Authentication
In order for authentication to be secure you need to ensure that the protocol avoids replay attacks:
- This is where an attacker replays a recorded packet and is able to authenticate as you.
Nonce
To avoid this the server (Bob) can send a nonce (number used once) $R$ which Alice can manipulate and send back:
- This avoids the issue where an attacker can replay Alice’s messages as they will be different every time.
Symmetric Key Authentication
Provided that we have a shared key with the server we can complete the following actions:
sequenceDiagram
Alice ->> Bob: I am Alice.
Bob ->> Alice: R
Alice ->> Bob: K_{A-B}(R)
Public Key Authentication
To complete this with public key cryptography, we can do the following:
sequenceDiagram
Alice ->> Bob: I am Alice.
Bob ->> Alice: R
Alice ->> Bob: K-A(R)
Bob ->> Alice: Send me your public key.
Alice ->> Bob: K+A
Bob can the compute:
\[K^+_A(K^-_A(R))=R\]Therefore, the message must have been encrypted with Alice’s private key $K^-_A$.
Man in the Middle Attack
If a bad actor (Trudy) poses as Alice to Bob and as Bob to Alice.
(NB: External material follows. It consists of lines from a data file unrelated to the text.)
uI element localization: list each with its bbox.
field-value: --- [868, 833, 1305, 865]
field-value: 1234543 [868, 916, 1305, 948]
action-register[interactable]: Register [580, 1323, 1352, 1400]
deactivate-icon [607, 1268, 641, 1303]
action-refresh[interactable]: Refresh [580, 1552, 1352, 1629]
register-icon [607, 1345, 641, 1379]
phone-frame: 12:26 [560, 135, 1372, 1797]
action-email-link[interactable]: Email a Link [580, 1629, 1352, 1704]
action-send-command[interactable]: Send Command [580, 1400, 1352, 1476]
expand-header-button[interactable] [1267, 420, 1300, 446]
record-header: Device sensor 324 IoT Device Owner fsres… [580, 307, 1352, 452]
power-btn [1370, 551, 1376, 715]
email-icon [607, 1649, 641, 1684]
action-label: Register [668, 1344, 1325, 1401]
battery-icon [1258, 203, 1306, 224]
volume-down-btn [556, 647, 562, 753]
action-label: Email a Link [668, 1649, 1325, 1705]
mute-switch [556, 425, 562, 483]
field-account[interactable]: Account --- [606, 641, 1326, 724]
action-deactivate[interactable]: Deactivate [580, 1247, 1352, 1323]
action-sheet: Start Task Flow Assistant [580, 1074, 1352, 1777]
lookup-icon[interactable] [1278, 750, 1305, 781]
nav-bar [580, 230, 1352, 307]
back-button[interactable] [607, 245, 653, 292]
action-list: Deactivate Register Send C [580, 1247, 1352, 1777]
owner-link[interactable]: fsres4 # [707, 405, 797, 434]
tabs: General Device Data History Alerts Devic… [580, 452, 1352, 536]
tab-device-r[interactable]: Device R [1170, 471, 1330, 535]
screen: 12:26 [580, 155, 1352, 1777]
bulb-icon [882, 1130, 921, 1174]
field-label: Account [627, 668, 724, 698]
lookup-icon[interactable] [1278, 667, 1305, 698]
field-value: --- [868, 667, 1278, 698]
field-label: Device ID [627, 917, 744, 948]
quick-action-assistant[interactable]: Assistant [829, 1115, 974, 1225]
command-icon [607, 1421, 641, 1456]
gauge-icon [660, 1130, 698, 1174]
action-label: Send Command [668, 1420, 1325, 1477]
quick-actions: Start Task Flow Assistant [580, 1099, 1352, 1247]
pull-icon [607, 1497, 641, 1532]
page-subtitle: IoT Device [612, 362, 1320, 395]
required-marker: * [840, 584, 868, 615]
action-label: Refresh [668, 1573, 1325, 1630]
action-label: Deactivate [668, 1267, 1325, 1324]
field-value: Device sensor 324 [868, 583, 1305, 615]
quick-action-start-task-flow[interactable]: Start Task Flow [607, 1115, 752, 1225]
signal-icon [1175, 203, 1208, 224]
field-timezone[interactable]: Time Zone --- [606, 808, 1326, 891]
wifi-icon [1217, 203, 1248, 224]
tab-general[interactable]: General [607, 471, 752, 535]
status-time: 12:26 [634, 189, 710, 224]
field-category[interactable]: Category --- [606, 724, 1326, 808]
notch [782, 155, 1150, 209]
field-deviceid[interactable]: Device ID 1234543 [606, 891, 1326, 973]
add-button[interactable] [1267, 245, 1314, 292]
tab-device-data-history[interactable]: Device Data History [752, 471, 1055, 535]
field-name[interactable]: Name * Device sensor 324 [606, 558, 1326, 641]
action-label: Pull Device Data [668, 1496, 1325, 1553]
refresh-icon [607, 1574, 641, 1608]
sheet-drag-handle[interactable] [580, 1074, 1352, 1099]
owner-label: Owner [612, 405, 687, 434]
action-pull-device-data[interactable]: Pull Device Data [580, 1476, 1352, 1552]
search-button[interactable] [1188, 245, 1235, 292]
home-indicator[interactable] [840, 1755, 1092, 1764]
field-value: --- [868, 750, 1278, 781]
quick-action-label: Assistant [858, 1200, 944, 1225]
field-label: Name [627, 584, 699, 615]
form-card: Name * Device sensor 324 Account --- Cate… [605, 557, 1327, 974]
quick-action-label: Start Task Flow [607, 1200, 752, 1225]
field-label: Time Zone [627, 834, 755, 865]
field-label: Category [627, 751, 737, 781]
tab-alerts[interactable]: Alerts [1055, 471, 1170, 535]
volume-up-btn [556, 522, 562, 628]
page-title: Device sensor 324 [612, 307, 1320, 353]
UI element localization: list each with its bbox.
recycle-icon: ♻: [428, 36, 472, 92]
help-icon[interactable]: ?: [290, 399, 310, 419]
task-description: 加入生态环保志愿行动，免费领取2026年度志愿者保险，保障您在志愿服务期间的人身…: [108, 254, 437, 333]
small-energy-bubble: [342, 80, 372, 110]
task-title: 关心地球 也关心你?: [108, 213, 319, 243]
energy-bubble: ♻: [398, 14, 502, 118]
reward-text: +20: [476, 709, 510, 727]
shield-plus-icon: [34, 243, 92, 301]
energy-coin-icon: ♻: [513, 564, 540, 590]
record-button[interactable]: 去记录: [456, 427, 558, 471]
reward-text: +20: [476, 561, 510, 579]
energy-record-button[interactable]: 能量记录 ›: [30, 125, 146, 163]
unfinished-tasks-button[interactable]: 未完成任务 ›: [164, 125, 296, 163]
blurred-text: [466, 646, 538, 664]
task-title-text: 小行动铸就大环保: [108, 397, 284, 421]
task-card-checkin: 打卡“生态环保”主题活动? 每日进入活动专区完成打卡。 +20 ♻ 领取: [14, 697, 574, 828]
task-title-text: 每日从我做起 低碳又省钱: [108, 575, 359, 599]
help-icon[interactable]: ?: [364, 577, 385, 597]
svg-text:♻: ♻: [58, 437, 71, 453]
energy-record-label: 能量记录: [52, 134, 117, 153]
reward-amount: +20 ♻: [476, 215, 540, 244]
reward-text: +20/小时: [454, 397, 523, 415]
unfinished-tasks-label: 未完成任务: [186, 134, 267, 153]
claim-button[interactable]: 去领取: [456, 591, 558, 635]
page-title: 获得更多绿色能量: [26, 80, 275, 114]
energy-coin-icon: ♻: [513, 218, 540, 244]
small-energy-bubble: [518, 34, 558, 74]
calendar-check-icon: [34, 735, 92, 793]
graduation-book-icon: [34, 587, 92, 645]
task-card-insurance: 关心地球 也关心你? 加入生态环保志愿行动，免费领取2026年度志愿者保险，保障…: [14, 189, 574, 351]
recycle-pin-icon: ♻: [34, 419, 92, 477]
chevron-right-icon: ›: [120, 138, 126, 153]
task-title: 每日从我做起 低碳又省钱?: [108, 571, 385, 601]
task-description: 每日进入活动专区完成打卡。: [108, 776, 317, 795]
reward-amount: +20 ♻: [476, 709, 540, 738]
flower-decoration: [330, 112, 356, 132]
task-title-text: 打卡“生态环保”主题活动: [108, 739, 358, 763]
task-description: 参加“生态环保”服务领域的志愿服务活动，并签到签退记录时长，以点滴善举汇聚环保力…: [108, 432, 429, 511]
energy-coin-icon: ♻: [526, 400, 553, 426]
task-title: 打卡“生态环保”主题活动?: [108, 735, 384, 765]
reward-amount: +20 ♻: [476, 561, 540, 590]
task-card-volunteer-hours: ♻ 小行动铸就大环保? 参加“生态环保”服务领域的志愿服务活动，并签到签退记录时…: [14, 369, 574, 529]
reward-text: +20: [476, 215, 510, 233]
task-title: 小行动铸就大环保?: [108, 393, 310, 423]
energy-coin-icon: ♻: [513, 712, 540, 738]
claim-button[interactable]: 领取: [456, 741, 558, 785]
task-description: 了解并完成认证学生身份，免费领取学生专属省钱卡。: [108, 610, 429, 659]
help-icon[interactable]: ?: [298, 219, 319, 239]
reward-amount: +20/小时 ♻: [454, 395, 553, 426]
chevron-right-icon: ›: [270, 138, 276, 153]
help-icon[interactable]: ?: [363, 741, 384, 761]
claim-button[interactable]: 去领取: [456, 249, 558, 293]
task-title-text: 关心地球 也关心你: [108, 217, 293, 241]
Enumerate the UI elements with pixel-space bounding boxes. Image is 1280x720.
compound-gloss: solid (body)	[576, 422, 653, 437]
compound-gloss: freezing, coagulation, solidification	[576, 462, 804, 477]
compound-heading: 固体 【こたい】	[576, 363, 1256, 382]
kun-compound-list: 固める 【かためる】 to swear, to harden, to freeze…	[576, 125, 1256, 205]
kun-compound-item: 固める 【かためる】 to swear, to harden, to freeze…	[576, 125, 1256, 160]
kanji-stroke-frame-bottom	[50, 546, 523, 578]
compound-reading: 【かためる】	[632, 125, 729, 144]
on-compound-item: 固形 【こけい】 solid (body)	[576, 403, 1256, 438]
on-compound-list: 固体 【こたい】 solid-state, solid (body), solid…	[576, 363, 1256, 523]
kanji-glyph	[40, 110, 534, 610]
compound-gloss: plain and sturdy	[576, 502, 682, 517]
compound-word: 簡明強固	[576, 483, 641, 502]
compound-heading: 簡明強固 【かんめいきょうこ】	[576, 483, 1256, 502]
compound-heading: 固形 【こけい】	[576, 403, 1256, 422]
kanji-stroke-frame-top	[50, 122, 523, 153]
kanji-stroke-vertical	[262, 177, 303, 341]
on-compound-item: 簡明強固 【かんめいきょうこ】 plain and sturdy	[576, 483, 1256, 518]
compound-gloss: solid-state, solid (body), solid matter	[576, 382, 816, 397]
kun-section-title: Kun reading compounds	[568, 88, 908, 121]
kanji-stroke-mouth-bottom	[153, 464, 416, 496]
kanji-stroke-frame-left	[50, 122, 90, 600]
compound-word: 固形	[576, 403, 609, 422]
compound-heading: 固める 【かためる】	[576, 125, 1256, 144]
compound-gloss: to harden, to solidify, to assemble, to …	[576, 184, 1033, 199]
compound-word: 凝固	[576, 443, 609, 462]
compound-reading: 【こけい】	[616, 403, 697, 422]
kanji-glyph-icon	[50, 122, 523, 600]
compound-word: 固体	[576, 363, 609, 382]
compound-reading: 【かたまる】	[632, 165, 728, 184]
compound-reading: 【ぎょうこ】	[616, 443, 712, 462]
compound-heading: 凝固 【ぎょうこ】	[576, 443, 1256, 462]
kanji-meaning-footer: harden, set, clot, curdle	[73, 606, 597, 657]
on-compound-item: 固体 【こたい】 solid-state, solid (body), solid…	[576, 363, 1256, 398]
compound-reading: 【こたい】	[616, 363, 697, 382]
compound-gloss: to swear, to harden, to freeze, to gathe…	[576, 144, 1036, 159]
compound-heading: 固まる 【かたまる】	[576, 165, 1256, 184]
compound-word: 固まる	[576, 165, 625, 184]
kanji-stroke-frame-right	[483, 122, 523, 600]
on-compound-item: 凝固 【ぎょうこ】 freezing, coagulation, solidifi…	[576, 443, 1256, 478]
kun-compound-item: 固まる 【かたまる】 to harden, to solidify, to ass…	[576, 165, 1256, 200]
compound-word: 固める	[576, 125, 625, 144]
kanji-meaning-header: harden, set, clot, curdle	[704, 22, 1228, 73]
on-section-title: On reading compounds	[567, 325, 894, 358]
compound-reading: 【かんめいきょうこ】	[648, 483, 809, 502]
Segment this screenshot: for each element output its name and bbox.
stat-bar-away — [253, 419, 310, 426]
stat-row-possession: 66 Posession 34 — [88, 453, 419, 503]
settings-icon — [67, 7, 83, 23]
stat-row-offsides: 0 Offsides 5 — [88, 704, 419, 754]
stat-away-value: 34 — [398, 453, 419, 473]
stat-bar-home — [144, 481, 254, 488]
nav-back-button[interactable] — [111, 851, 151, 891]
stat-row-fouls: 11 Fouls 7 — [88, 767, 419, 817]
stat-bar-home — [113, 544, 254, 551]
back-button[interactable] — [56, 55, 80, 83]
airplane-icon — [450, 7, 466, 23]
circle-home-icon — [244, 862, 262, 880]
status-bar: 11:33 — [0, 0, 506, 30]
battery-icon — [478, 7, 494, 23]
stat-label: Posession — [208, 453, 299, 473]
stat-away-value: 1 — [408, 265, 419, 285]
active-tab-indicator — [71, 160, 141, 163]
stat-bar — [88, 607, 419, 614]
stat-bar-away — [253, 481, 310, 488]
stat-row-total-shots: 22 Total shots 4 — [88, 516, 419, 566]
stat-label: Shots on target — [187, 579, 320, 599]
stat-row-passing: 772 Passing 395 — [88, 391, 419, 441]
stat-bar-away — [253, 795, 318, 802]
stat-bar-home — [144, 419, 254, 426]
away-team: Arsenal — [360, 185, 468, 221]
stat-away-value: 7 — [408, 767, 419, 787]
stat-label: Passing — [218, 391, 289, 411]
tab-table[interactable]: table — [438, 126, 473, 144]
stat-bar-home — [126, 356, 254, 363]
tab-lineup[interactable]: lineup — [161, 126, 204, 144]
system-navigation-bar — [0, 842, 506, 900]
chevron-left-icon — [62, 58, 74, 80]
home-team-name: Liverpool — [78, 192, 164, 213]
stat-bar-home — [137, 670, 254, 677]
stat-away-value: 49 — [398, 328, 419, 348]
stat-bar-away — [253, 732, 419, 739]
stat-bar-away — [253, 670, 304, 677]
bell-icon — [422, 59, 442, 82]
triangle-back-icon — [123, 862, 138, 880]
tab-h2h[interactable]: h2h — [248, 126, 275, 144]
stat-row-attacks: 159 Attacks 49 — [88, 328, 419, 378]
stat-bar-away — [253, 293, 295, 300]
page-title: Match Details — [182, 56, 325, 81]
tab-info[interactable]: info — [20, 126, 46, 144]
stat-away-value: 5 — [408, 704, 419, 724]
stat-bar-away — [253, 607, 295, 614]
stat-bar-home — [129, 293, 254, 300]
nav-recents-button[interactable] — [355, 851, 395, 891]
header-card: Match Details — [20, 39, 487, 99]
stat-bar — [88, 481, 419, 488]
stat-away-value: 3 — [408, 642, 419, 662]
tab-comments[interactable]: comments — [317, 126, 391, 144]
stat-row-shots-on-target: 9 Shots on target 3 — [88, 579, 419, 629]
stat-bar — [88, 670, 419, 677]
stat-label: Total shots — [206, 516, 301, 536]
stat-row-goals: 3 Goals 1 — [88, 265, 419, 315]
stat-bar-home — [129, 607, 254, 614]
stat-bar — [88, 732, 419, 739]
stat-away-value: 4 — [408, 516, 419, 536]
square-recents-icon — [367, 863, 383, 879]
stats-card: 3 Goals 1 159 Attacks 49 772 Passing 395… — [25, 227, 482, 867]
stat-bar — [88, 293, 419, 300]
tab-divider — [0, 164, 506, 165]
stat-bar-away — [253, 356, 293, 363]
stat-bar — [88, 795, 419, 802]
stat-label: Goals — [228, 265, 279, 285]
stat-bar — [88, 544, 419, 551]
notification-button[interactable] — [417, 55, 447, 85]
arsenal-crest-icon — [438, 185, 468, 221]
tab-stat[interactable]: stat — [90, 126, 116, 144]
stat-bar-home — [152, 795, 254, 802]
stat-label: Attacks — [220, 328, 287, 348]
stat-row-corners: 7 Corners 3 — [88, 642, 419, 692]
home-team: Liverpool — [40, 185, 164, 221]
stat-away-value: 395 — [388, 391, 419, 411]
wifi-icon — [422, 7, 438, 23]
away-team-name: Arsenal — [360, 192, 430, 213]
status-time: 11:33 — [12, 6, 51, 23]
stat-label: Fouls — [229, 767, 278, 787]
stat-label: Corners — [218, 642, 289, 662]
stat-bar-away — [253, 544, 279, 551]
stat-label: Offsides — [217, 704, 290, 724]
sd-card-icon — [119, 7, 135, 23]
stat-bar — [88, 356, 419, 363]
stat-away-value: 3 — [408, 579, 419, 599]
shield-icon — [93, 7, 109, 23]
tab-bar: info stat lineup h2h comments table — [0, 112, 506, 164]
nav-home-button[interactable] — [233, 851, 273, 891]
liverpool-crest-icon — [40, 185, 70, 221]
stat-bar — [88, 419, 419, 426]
They can manipulate the messages between the two parties:
- Trudy can then encrypt the message back to the server with her own private key $K^-_T$.
- Trudy can then send her public key $K^+_T$ to the server.
This can be made completely transparent to Bob and Alice.
Public key cryptography is only secure if the public key of a person is correct.